Insofar as debates around 'short-termism' versus the creation of long-term shareholder value are concerned, the King Code encourages boards to avoid prioritising narrow, short-term objectives at the expense of the company's prospects for growth and profitability over the long term.

Takeover defences

Takeovers and 'affected transactions' (e.g., statutory mergers, schemes of arrangement and disposals of all or a greater part of a company's assets or undertaking) are regulated under Chapter V of the Companies Act and the Takeover Regulations promulgated under that Act. In the context of such transactions, the Takeover Regulation Panel (TRP) is mandated to ensure the integrity of the marketplace and fairness to securities holders, and to prevent actions by offeree companies designed to impede, frustrate or defeat an offer or the making of fair and informed decisions by securities holders.

The Companies Act contains a 'catch-all' rule that restricts 'frustrating action' in the context of an offer. If the board of a regulated company has received a bona fide offer (or believes one may be imminent), it may not, without the approval of each of the TRP and the holders of the relevant securities, take any action in relation to the affairs of the company that could effectively result in: (1) a bona fide offer being frustrated; or (2) the relevant securities holders being denied an opportunity to decide on the merits. Examples of 'frustrating action' under the Companies Act include: (1) issuing or granting options in respect of unissued securities; (2) disposing or acquiring a material asset; (3) making an abnormal distribution; and (4) entering into contracts outside the ordinary course of business.
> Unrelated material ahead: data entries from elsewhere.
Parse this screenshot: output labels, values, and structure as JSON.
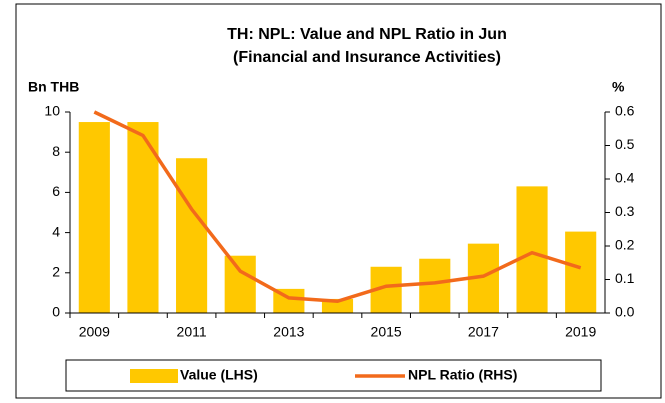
{
  "chart_data": {
    "type": "bar_line",
    "title": "TH: NPL: Value and NPL Ratio in Jun",
    "subtitle": "(Financial and Insurance Activities)",
    "y_label": "Bn THB",
    "y2_label": "%",
    "categories": [
      "2009",
      null,
      "2011",
      null,
      "2013",
      null,
      "2015",
      null,
      "2017",
      null,
      "2019"
    ],
    "series": [
      {
        "name": "Value (LHS)",
        "type": "bar",
        "color": "#FFC800",
        "values": [
          9.5,
          9.5,
          7.7,
          2.85,
          1.2,
          0.7,
          2.3,
          2.7,
          3.45,
          6.3,
          4.05
        ]
      },
      {
        "name": "NPL Ratio (RHS)",
        "type": "line",
        "axis": "y2",
        "color": "#F26A1B",
        "values": [
          0.6,
          0.53,
          0.31,
          0.125,
          0.045,
          0.035,
          0.08,
          0.09,
          0.11,
          0.18,
          0.135
        ]
      }
    ],
    "ylim": [
      0,
      10
    ],
    "yticks": [
      0,
      2,
      4,
      6,
      8,
      10
    ],
    "y2lim": [
      0,
      0.6
    ],
    "y2ticks": [
      {
        "value": 0,
        "label": "0.0"
      },
      0.1,
      0.2,
      0.3,
      0.4,
      0.5,
      0.6
    ],
    "grid": false,
    "legend": "bottom"
  }
}
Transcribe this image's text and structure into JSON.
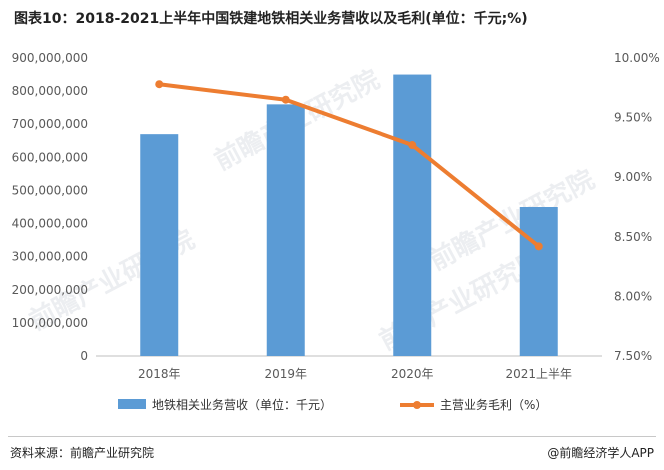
{
  "title": "图表10：2018-2021上半年中国铁建地铁相关业务营收以及毛利(单位：千元;%)",
  "watermark_text": "前瞻产业研究院",
  "footer": {
    "source": "资料来源：前瞻产业研究院",
    "brand": "@前瞻经济学人APP"
  },
  "chart_data": {
    "type": "bar+line",
    "categories": [
      "2018年",
      "2019年",
      "2020年",
      "2021上半年"
    ],
    "series": [
      {
        "name": "地铁相关业务营收（单位：千元）",
        "type": "bar",
        "axis": "left",
        "color": "#5b9bd5",
        "values": [
          670000000,
          760000000,
          850000000,
          450000000
        ]
      },
      {
        "name": "主营业务毛利（%）",
        "type": "line",
        "axis": "right",
        "color": "#ed7d31",
        "values": [
          9.78,
          9.65,
          9.27,
          8.42
        ]
      }
    ],
    "y_left": {
      "min": 0,
      "max": 900000000,
      "ticks": [
        "0",
        "100,000,000",
        "200,000,000",
        "300,000,000",
        "400,000,000",
        "500,000,000",
        "600,000,000",
        "700,000,000",
        "800,000,000",
        "900,000,000"
      ]
    },
    "y_right": {
      "min": 7.5,
      "max": 10.0,
      "ticks": [
        "7.50%",
        "8.00%",
        "8.50%",
        "9.00%",
        "9.50%",
        "10.00%"
      ]
    },
    "legend_position": "bottom",
    "grid": false
  }
}
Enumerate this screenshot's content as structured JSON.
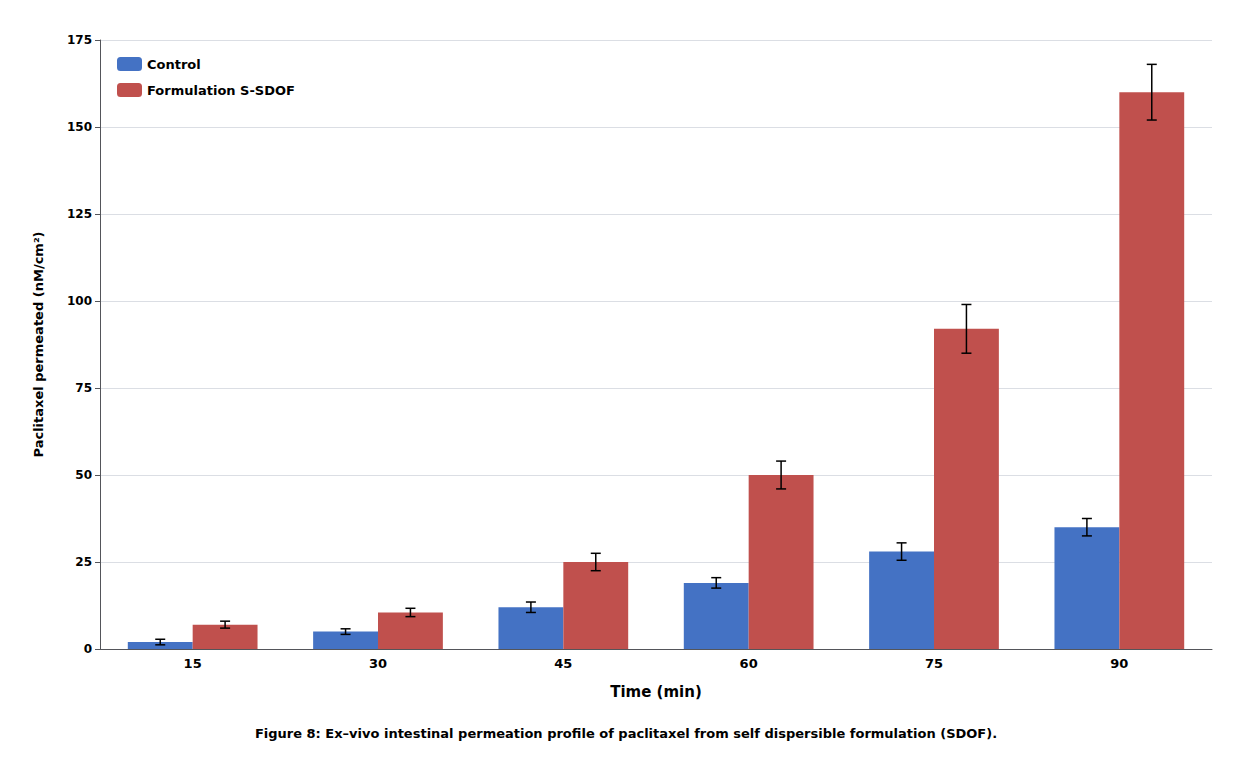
{
  "chart_data": {
    "type": "bar",
    "title": "Figure 8: Ex–vivo intestinal permeation profile of paclitaxel from self dispersible formulation (SDOF).",
    "xlabel": "Time (min)",
    "ylabel": "Paclitaxel permeated (nM/cm²)",
    "categories": [
      "15",
      "30",
      "45",
      "60",
      "75",
      "90"
    ],
    "series": [
      {
        "name": "Control",
        "color": "#4472C4",
        "values": [
          2.0,
          5.0,
          12.0,
          19.0,
          28.0,
          35.0
        ],
        "errors": [
          0.8,
          0.8,
          1.5,
          1.5,
          2.5,
          2.5
        ]
      },
      {
        "name": "Formulation S-SDOF",
        "color": "#C0504D",
        "values": [
          7.0,
          10.5,
          25.0,
          50.0,
          92.0,
          160.0
        ],
        "errors": [
          1.0,
          1.2,
          2.5,
          4.0,
          7.0,
          8.0
        ]
      }
    ],
    "ylim": [
      0,
      175
    ],
    "yticks": [
      0,
      25,
      50,
      75,
      100,
      125,
      150,
      175
    ],
    "grid": true,
    "legend": "upper left"
  }
}
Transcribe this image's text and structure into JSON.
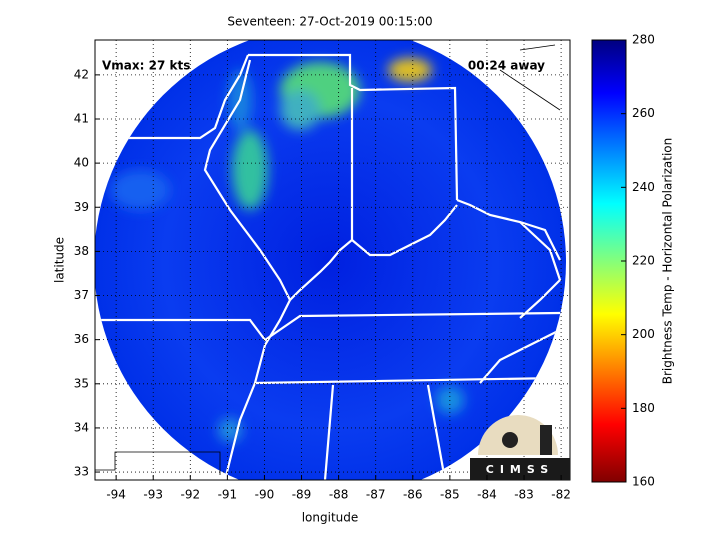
{
  "title": "Seventeen: 27-Oct-2019 00:15:00",
  "xlabel": "longitude",
  "ylabel": "latitude",
  "xlim": [
    -94.57,
    -81.76
  ],
  "ylim": [
    32.82,
    42.79
  ],
  "xticks": [
    -94,
    -93,
    -92,
    -91,
    -90,
    -89,
    -88,
    -87,
    -86,
    -85,
    -84,
    -83,
    -82
  ],
  "yticks": [
    33,
    34,
    35,
    36,
    37,
    38,
    39,
    40,
    41,
    42
  ],
  "annotations": {
    "left": "Vmax: 27 kts",
    "right": "00:24 away"
  },
  "colorbar": {
    "label": "Brightness Temp - Horizontal Polarization",
    "lim": [
      160,
      280
    ],
    "ticks": [
      160,
      180,
      200,
      220,
      240,
      260,
      280
    ]
  },
  "logo": {
    "text": "CIMSS"
  }
}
The rule against 'frustrating action' therefore makes it difficult for a board to ward off a hostile bidder by adopting takeover defences common in the US, such as a shareholder rights plan (poison pill). However, there are various steps that the board could legitimately take, which would have the effect of creating hurdles in the implementation of the hostile bid, without necessarily constituting 'frustrating action' – for instance, mobilising opposition by key stakeholders with respect to the takeover.

Contact with shareholders

Contact with shareholders is an important feature of corporate governance in South Africa. Shareholders regularly pursue one-on-one or collaborative engagement with listed companies on a range of issues. Good practice codes such as the United Nations-supported Principles for Responsible Investment (UN-PRI) and Code for Responsible Investment in South Africa promote 'active ownership', responsible stewardship, and collaborative engagement by institutional investors, particularly in respect of ESG issues.

The FMA includes rules prohibiting insider trading and market abuse. Shareholders must adhere to these provisions when engaging with management or pursuing stewardship activities, whether engaging with management one-on-one or collaboratively with other shareholders. A shareholder may become an 'insider' by becoming privy to 'inside information' for the purposes of the FMA, at which point insider trading rules would apply to it.

Collaborating shareholders should take into account 'acting in concert' rules under the Companies Act and Takeover Regulations. As a general principle, provided the collaboration is not for the purpose of proposing or entering into an 'affected transaction' or offer, the collaboration would not amount to acting in concert. As such, there is considerable scope for shareholders to come up with collaborative engagement plans to conduct stewardship and other activities. We expect a significant amount of contact with shareholders in relation to ESG and sustainability issues going forward.

The King Code promotes proactive shareholder engagement through a number of its recommendations. Among other things, the King Code recommends that the board encourage shareholders to attend the AGM, at which all directors should be available to respond to shareholders' queries. In line with the 'stakeholder inclusive' approach, the King Code recommends the adoption of comprehensive policies on stakeholder relationship management, and that engagement take place through media platforms designed to facilitate access by a broad range of stakeholders, such as websites, advertising and press releases.